The majority opinion, authored by Justice Anthony Kennedy, rests on a fairly straightforward reading of the Constitution. The Reception Clause gives the president the authority to acknowledge a nation’s sovereignty, in effect granting him the power to officially recognize other countries. Moreover, Article II charges the president with negotiating treaties, nominating ambassadors, and dispatching diplomatic agents. Taken together, these powers suggest that the president has the ultimate authority to decide whether or not the United States will recognize Jerusalem as part of Israel.

Chief Justice John Roberts wrote a short dissent, but it’s really only an appetizer for Justice Antonin Scalia’s main course: A blistering display of dissenting bravura, arguing that the law is a perfectly valid exercise of congressional power. Scalia pulls out all his best tricks to argue that Congress can essentially overrule the president on foreign policy—at one point, he even congratulates himself for his “analytic crescendo.” According to Scalia, the Constitution envisions Congress playing a significant role in foreign affairs. And, to Scalia, the passport law doesn’t even concern recognition of Israel’s sovereignty over Jerusalem. Instead, it “calls for nothing beyond a ‘geographic description.’”

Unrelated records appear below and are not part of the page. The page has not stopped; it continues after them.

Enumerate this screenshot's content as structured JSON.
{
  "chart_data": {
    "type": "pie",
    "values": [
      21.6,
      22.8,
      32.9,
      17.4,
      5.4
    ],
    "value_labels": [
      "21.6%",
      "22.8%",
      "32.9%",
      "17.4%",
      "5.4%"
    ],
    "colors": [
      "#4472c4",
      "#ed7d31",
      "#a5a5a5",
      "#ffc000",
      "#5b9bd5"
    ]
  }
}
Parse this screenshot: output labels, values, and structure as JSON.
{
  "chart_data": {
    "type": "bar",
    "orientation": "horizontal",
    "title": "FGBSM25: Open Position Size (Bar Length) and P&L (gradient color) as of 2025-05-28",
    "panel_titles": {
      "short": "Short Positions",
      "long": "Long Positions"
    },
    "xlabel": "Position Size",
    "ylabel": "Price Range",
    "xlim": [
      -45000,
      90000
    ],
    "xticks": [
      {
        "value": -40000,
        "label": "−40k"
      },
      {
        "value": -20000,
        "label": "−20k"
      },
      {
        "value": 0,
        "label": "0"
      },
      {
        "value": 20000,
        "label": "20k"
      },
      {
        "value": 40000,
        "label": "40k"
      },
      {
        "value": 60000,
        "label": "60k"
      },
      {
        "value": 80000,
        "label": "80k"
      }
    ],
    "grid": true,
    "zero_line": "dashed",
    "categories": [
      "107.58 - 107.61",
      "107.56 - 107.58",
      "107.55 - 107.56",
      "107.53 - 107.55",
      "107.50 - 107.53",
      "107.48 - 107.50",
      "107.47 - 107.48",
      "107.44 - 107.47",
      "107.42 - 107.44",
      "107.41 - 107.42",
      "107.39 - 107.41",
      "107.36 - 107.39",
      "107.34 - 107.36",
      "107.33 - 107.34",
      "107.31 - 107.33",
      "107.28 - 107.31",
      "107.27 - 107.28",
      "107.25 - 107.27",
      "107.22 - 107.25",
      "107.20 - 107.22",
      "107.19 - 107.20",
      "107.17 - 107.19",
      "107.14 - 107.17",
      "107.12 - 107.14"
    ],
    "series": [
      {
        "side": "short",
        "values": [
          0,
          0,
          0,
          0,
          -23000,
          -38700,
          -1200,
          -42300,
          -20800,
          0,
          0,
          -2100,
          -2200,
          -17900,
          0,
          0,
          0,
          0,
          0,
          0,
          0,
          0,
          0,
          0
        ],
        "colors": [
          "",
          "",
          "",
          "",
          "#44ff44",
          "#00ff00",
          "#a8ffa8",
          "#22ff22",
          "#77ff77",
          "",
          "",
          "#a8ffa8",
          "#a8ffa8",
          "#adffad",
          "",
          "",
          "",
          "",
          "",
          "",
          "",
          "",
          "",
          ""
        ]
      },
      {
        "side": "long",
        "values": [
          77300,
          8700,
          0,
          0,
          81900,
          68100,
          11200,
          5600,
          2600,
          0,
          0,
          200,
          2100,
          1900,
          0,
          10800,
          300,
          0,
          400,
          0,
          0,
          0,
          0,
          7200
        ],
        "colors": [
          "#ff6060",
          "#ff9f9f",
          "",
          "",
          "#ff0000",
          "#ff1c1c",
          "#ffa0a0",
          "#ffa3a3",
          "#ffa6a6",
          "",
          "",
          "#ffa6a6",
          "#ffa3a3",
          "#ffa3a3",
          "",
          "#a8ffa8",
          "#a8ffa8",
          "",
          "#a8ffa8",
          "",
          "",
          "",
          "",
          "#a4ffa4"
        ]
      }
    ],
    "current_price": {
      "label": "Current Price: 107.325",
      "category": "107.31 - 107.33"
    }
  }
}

Justice Samuel Alito joined both dissents. The four liberals joined Kennedy’s opinion in full. Justice Clarence Thomas—a huge supporter of executive power—concurred in part of the judgment, holding that Congress can call Jerusalem part of Israel on consular reports of birth abroad, but not on passports. That makes the vote count 6-to-3 on the passport issue—a victory for the president’s ability to speak for the nation when recognizing the legitimacy of foreign power.